Mary couldn’t think of too many single men who’d get so worked up over a nephew’s Christmas list. Most of the men she’d known had Olympic medals in self-absorption, whose holiday or birthday present expeditions never went farther than the gift-card stand at the mall.
The thought of Mac hunting down a Bippo Bear in the darkest recesses of Internet commerce was an oddly compelling picture. He’d be genuinely mad if he failed. It showed in his eyes.

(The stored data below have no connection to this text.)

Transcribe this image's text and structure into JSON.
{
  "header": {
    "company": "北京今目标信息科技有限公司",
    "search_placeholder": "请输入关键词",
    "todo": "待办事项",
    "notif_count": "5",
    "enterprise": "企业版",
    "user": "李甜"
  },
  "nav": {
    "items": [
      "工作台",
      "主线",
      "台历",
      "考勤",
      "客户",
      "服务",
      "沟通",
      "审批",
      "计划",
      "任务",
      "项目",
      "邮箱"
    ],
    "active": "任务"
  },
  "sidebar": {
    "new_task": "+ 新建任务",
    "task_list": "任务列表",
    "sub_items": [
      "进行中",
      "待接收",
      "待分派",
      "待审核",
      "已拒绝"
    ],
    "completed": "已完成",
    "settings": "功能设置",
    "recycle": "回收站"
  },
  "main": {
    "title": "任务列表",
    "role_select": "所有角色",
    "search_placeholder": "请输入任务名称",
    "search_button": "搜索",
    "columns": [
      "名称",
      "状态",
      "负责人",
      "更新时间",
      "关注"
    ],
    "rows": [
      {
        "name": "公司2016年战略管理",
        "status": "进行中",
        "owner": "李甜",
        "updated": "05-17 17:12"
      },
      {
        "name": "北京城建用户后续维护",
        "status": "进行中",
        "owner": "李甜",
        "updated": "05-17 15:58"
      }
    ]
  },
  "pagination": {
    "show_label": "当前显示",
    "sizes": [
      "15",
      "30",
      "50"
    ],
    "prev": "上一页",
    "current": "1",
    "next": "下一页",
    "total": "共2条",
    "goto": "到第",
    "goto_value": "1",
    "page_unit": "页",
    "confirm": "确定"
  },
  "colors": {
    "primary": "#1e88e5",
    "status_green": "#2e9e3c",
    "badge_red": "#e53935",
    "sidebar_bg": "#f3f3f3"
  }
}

Mac took a step back and wiped his hands down his face. “I’m sorry. It’s not your fault, I didn’t need to blast you with my frustration. I just want Christmas to be about the baby Jesus for Robby, not about Bippo Bears.” He shifted his weight, making an effort to change topics. “On the other hand, I do have an issue that might actually be your problem.”
Mary wasn’t sure she wanted to know what that was. “My problem?”
“Tell me Joseph doesn’t really have to wear a dress?”
Mary had to laugh. “It’s a tunic. And while it’s technically not pants, I wouldn’t call it a dress, either. No knees involved whatsoever.”
“I know Joseph was a carpenter, but you always see him holding a shepherd’s crook. I get to hold a big stick, right? I need something to keep up with Gil’s armor. And you’re giving the guy minions. That’s not safe.”
“Gil comes with his own minions, though, so it was smart casting. And this isn’t about who carries the biggest stick.”
“Honey,” drawled Mac, grinning and taking the twang in his accent up a few notches, “in this town it’s always about who carries the biggest stick. Y’all better figure that out right now.” He leaned in as they made their way back to where Gil and Emily were finishing up their purchases. “Howard doesn’t get a stick as narrator, but does he get one as God?”
Mary laughed harder. “You really have brought this down to a highly personal level, haven’t you?”
He didn’t answer, just stood there, smiling.
“God gets a very big book, but no stick. The narrator has no props at all. I guess I’d better think long and hard before I decide which props you get. Wouldn’t want it going to your head or anything.”
Gil came in on the last of the conversation. “Mac? Something going to his head? Can’t be done. This fella’s big head is already at capacity.” He adjusted the six boxes in his arms. “Matter of fact, I’ve been thinking if he becomes mayor, his head just might explode.”